Poi la primavera araba ha amplificato la visibilità al canale della penisola. La guerra in Libia e la successiva escalation di violenze in Siria hanno visto in prima linea non solo Al Jazeera, ma lo stesso Qatar.

Questa nuova strategia interventista da parte del piccolo emirato sunnita ha fatto vacillare quella che era l’immagine di imparzialità del canale all news, compromettendone quel soft power tanto ricercato.

La presunta strumentalizzazione mediatica che ha coinvolto il canale arabo è stata condannata da diverse parti come una palese intromissione negli affari interni di altri paesi.
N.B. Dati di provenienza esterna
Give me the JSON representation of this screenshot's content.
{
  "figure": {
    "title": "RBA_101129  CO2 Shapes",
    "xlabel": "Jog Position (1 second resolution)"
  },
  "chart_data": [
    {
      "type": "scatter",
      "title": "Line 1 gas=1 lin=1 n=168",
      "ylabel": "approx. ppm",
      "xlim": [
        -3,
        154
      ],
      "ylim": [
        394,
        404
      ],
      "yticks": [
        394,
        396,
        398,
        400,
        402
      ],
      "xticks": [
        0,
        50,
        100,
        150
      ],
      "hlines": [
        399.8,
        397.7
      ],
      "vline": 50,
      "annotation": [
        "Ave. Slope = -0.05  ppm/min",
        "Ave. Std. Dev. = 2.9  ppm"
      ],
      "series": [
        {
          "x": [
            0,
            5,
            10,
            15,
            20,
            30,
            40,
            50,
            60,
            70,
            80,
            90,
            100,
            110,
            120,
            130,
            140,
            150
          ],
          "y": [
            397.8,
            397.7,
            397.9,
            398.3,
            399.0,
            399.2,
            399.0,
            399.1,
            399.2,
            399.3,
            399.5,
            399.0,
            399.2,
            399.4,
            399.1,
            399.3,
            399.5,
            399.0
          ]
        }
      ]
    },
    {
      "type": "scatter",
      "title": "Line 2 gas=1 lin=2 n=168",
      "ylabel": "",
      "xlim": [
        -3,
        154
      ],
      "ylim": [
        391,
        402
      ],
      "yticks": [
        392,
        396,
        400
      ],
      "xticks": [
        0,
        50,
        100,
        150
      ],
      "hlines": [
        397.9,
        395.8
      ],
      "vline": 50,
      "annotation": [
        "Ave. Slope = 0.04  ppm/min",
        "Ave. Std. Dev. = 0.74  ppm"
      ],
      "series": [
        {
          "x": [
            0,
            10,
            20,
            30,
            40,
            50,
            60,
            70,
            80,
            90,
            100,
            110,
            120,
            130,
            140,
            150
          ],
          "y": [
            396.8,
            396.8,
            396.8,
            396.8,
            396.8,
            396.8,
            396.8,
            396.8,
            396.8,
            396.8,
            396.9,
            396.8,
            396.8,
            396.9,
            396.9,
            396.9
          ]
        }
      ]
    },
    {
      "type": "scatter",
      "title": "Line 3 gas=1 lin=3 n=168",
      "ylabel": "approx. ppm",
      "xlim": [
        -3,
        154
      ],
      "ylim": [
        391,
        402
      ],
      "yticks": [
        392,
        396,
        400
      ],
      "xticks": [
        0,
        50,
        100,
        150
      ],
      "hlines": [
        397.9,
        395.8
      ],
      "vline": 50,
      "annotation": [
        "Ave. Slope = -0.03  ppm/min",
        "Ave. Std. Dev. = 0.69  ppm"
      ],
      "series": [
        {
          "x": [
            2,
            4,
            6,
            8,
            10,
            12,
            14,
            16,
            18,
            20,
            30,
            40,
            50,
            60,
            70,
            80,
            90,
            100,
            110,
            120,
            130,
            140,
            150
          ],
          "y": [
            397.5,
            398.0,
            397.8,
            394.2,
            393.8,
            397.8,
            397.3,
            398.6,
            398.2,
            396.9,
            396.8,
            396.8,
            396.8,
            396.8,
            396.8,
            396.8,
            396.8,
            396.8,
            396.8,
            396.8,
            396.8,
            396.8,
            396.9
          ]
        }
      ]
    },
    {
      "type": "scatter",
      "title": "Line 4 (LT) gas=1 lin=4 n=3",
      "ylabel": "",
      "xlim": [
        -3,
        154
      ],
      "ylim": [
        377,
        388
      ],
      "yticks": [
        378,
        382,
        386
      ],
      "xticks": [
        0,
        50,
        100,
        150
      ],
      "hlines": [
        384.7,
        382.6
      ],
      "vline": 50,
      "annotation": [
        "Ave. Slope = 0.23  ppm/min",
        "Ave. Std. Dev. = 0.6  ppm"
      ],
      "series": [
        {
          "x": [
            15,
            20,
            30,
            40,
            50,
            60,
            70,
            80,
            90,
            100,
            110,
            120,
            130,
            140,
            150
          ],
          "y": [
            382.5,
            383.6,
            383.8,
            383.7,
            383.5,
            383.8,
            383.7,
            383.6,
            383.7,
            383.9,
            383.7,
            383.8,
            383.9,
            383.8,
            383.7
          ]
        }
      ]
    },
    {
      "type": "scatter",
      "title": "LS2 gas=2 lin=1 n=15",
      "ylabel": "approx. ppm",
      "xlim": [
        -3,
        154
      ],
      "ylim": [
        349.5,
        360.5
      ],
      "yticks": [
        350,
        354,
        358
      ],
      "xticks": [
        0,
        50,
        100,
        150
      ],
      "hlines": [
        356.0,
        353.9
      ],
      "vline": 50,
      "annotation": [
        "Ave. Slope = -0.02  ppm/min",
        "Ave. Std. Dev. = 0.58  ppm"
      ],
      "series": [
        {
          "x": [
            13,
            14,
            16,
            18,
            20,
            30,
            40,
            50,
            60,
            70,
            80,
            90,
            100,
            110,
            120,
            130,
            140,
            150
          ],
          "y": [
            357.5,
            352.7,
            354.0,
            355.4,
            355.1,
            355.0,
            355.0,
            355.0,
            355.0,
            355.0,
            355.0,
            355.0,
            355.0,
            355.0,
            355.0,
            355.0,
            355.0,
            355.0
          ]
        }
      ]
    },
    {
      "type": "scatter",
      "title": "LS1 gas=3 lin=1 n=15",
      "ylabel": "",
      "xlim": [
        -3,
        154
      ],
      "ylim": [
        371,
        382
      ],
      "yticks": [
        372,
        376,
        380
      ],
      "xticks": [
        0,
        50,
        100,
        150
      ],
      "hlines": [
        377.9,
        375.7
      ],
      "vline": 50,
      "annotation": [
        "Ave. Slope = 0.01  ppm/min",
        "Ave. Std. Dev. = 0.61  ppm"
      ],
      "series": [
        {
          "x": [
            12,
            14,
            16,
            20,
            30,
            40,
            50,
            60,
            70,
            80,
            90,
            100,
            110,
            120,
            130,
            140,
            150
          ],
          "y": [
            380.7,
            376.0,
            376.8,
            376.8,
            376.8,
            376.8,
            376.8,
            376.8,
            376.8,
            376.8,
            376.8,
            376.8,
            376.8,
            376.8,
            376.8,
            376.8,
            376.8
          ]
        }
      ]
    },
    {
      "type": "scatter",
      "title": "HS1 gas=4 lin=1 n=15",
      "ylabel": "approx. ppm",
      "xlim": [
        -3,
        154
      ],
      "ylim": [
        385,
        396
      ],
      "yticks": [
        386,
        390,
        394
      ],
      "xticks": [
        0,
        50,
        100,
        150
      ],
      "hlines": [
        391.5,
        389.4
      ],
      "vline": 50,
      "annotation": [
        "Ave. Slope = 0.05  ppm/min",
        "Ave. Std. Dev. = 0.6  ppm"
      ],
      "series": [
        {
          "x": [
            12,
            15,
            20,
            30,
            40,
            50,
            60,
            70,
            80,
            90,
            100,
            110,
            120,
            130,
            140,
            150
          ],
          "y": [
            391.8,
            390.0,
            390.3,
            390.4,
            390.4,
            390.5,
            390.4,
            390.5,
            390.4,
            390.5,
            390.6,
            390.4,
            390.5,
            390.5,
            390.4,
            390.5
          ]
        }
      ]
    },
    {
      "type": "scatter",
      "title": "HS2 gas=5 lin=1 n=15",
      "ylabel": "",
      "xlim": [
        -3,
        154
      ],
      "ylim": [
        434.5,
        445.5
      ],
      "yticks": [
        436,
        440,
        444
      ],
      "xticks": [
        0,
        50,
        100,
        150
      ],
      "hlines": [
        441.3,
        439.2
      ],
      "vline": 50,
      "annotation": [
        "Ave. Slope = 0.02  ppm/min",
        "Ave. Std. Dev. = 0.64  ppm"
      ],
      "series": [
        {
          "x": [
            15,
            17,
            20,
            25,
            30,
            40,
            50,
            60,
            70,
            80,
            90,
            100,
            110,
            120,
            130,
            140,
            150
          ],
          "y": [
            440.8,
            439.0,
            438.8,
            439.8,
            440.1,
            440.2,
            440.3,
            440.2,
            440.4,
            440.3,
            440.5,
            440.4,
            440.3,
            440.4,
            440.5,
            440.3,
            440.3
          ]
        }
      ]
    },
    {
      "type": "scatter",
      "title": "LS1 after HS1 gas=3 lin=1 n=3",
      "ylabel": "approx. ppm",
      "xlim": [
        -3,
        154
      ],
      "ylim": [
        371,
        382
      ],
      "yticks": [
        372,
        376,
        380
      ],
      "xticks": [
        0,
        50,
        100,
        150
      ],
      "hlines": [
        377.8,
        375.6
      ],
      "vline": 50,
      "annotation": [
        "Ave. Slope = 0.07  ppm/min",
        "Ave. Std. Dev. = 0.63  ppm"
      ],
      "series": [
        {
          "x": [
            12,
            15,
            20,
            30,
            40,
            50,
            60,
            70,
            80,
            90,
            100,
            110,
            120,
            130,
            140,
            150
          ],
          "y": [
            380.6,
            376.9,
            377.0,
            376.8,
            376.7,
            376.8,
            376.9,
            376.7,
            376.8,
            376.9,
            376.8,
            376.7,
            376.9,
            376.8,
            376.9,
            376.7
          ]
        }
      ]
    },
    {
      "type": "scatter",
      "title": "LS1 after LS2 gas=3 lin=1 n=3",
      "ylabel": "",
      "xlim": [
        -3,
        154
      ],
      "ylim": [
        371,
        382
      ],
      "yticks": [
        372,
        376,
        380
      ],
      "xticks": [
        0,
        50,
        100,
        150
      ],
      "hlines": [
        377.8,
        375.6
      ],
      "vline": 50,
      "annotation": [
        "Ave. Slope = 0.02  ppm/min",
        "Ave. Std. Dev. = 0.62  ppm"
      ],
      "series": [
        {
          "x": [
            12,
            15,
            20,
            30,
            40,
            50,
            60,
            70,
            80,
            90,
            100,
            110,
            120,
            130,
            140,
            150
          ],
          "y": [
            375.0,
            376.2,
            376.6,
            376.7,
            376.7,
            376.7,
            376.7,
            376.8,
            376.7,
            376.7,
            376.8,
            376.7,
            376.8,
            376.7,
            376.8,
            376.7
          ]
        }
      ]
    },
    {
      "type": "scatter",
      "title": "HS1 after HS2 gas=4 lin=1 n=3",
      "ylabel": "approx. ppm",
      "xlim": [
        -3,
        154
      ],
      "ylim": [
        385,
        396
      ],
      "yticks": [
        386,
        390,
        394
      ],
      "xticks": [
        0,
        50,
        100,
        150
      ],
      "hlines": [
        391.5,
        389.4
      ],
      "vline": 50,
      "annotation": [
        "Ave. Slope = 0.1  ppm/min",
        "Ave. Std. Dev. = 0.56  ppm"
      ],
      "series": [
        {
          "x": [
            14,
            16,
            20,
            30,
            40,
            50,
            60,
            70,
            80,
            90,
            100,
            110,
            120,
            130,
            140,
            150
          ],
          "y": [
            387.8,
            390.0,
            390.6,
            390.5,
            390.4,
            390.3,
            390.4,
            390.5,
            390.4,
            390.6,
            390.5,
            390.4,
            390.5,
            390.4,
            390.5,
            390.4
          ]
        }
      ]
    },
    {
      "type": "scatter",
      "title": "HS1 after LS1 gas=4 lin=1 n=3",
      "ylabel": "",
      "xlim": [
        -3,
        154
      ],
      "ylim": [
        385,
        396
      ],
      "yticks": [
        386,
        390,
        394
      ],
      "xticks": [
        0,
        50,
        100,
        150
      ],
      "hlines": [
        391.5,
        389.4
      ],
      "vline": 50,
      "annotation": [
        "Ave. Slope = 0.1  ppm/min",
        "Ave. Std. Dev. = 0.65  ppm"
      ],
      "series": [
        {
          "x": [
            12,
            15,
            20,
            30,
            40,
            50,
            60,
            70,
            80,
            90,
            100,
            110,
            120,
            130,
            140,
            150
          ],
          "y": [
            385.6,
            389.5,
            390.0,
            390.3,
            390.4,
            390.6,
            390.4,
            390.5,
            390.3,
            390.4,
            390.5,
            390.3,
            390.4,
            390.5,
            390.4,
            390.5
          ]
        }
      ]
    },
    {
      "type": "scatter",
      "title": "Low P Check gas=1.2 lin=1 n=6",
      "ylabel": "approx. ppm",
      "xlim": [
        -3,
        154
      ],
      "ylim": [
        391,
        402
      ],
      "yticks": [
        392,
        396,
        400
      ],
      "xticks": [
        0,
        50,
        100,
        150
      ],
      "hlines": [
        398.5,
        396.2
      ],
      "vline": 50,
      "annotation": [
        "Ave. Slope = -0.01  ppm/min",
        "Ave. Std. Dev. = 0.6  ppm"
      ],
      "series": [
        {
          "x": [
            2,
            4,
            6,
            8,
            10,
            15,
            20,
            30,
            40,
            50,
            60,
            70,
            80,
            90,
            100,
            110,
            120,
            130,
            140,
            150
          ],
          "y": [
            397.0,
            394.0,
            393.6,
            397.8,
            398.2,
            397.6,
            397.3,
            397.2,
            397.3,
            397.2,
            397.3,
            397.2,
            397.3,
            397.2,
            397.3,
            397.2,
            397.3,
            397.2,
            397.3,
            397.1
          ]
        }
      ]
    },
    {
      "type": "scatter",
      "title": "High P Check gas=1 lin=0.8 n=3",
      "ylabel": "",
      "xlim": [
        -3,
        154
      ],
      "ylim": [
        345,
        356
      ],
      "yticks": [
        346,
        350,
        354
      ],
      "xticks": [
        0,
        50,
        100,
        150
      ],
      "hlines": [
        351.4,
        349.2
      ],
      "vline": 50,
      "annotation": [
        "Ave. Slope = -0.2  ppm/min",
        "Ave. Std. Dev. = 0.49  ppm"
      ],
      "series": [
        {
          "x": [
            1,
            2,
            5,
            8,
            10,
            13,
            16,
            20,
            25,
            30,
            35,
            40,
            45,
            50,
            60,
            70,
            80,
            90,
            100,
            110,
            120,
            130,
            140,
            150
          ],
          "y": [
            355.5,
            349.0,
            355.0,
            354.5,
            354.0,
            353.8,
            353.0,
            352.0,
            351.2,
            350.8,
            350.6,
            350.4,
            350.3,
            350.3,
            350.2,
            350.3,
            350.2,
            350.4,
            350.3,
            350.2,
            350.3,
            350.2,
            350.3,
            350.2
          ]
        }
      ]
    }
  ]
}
A incrementare i sospetti circa la faziosità con cui venivano riportate alcune notizie, le dimissioni di diversi giornalisti, che hanno lasciato la tv in protesta con il management editoriale che, a loro avviso, avrebbe scelto consapevolmente di non coprire determinati accadimenti. 

Ali Hashem e Mousa Ahmed dell’ufficio di Beirut, ma anche Melhem Rayya, responsabile a Teheran, sono stati tra gli ultimi a lasciare l’emittente.

Defezioni che hanno compromesso ulteriormente non solo l’immagine del canale televisivo, ma soprattutto la reputazione del Qatar, ormai associato a un progetto ben più ampio che coinvolgerebbe il Cooperation Council for the Arab States of the Gulf (GCC), con il fine di allargare la sfera d’influenza dei paesi della penisola in tutta la regione mediorientale.

Secondo alcune stime, nell’ultimo anno, il canale satellitare avrebbe già perso ben tredici milioni di spettatori.

E di pochi giorni fa la notizia che Al Jazeera ha dovuto abbandonare anche il suo ufficio ‘cinese’.